I have been involved in software development for over 25 years now. When I started, I and others could best be called programmers. The role was heavily focused on writing code and making things “work”. Statements like “FTP the files to the server” were common, and so too was the disgruntled “…it worked on my computer” as alarms sounded. Development practices have come a long way, evolving the role into the more complex “software engineer”. With that in mind I had an experience last week that makes me believe we are on the edge of another big change.

In the last few weeks, my team (along with the whole world) has been experimenting with AI. Within software engineering, there is a regularly used experimental approach called a proof of concept or PoC. A PoC connects a few minimal components to demonstrate a something. This gives us a chance to learn and gain confidence that it’s the right direction. I was reading a document discussing what the team had done, and I realized I had questions. How many runs did we do and what was the variation? In the cases where it varied, was it better or worse? I wanted more details about the approach and more data in general. I was looking for an evaluation framework and this made me realize I was looking for the science.

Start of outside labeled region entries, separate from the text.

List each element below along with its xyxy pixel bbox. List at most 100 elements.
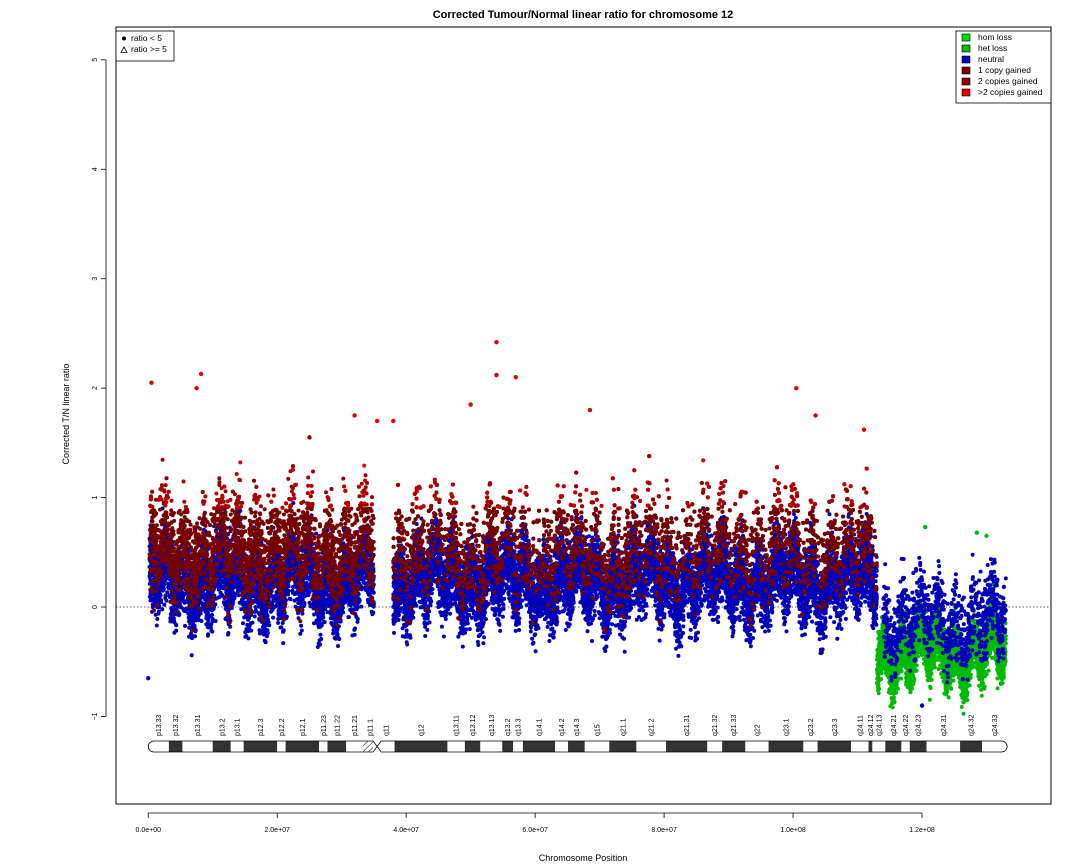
data-point [160, 607, 164, 611]
data-point [191, 620, 195, 624]
data-point [264, 611, 268, 615]
data-point [192, 624, 196, 628]
data-point [309, 570, 313, 574]
data-point [157, 590, 161, 594]
data-point [276, 621, 280, 625]
data-point [232, 574, 236, 578]
data-point [183, 624, 187, 628]
data-point [162, 603, 166, 607]
data-point [339, 620, 343, 624]
data-point [350, 634, 354, 638]
data-points [146, 340, 1008, 716]
data-point [263, 615, 267, 619]
data-point [261, 629, 265, 633]
data-point [279, 625, 283, 629]
data-point [149, 594, 153, 598]
data-point [246, 636, 250, 640]
chart-title: Corrected Tumour/Normal linear ratio for… [433, 9, 734, 21]
data-point [370, 612, 374, 616]
data-point [190, 653, 194, 657]
data-point [302, 604, 306, 608]
data-point [218, 595, 222, 599]
data-point [366, 591, 370, 595]
data-point [173, 606, 177, 610]
data-point [164, 599, 168, 603]
data-point [236, 588, 240, 592]
data-point [171, 616, 175, 620]
data-point [359, 605, 363, 609]
data-point [229, 596, 233, 600]
data-point [357, 581, 361, 585]
data-point [298, 632, 302, 636]
data-point [154, 596, 158, 600]
data-point [157, 612, 161, 616]
data-point [281, 641, 285, 645]
data-point [271, 598, 275, 602]
data-point [207, 593, 211, 597]
data-point [317, 642, 321, 646]
data-point [356, 620, 360, 624]
data-point [235, 582, 239, 586]
data-point [182, 609, 186, 613]
data-point [337, 609, 341, 613]
data-point [366, 600, 370, 604]
data-point [289, 572, 293, 576]
data-point [346, 615, 350, 619]
data-point [148, 582, 152, 586]
data-point [284, 590, 288, 594]
data-point [168, 619, 172, 623]
data-point [308, 566, 312, 570]
data-point [279, 610, 283, 614]
data-point [165, 590, 169, 594]
x-axis-label: Chromosome Position [539, 853, 628, 863]
data-point [242, 601, 246, 605]
data-point [293, 599, 297, 603]
data-point [219, 566, 223, 570]
data-point [181, 596, 185, 600]
data-point [209, 629, 213, 633]
data-point [230, 585, 234, 589]
data-point [319, 590, 323, 594]
data-point [190, 634, 194, 638]
data-point [243, 630, 247, 634]
data-point [251, 621, 255, 625]
data-point [159, 598, 163, 602]
data-point [192, 615, 196, 619]
data-point [317, 624, 321, 628]
data-point [266, 618, 270, 622]
data-point [201, 607, 205, 611]
data-point [279, 606, 283, 610]
data-point [183, 601, 187, 605]
data-point [299, 624, 303, 628]
data-point [253, 614, 257, 618]
data-point [341, 606, 345, 610]
data-point [233, 592, 237, 596]
data-point [201, 602, 205, 606]
data-point [319, 633, 323, 637]
data-point [155, 624, 159, 628]
data-point [226, 631, 230, 635]
data-point [242, 616, 246, 620]
data-point [281, 621, 285, 625]
data-point [322, 620, 326, 624]
data-point [263, 639, 267, 643]
data-point [307, 593, 311, 597]
y-axis-label: Corrected T/N linear ratio [61, 364, 71, 465]
data-point [332, 629, 336, 633]
data-point [235, 472, 239, 476]
data-point [270, 594, 274, 598]
data-point [206, 634, 210, 638]
data-point [249, 629, 253, 633]
data-point [276, 596, 280, 600]
data-point [305, 581, 309, 585]
data-point [308, 604, 312, 608]
data-point [206, 621, 210, 625]
data-point [333, 613, 337, 617]
data-point [300, 629, 304, 633]
data-point [271, 616, 275, 620]
data-point [198, 590, 202, 594]
data-point [174, 623, 178, 627]
data-point [336, 644, 340, 648]
data-point [217, 588, 221, 592]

Prior to working with this team, I had previously worked with a science team, improving health-related algorithms. The staff were applied scientists with problems that required structured tests, datasets, and analysis. The first time I saw a confusion matrix, I knew I was no longer in my engineering comfort zone. When I looked at the PoC write-up, I realized I was missing that scientific design and analysis.

So why does a PoC not work? Much of “programming” has been seeking deterministic outcomes. Think about all the rigid unit tests we like to put in place. Functional programming prides itself on being very math-like. AI and LLMs are a non-deterministic and in these new settings they are being introduced as foundational components of the system. A slight rephrasing of a prompt can have a big impact on the outcome. Multiple runs may not return the same values. The world of engineering is starting to introduce technology that feels almost biological, and now we need to think about the techniques we have grown to handle unpredictability and building with unknowns.

Recognizing this, I think the industry is about to feel something impactful beyond the obvious ways that AI is helping or changing the tools we use. For a long time I have taught growing engineers that good software engineering is not just about coding. Soon I think the engineers that want to excel will also need to include the ability to leverage a scientific mindset as part of their development strategy.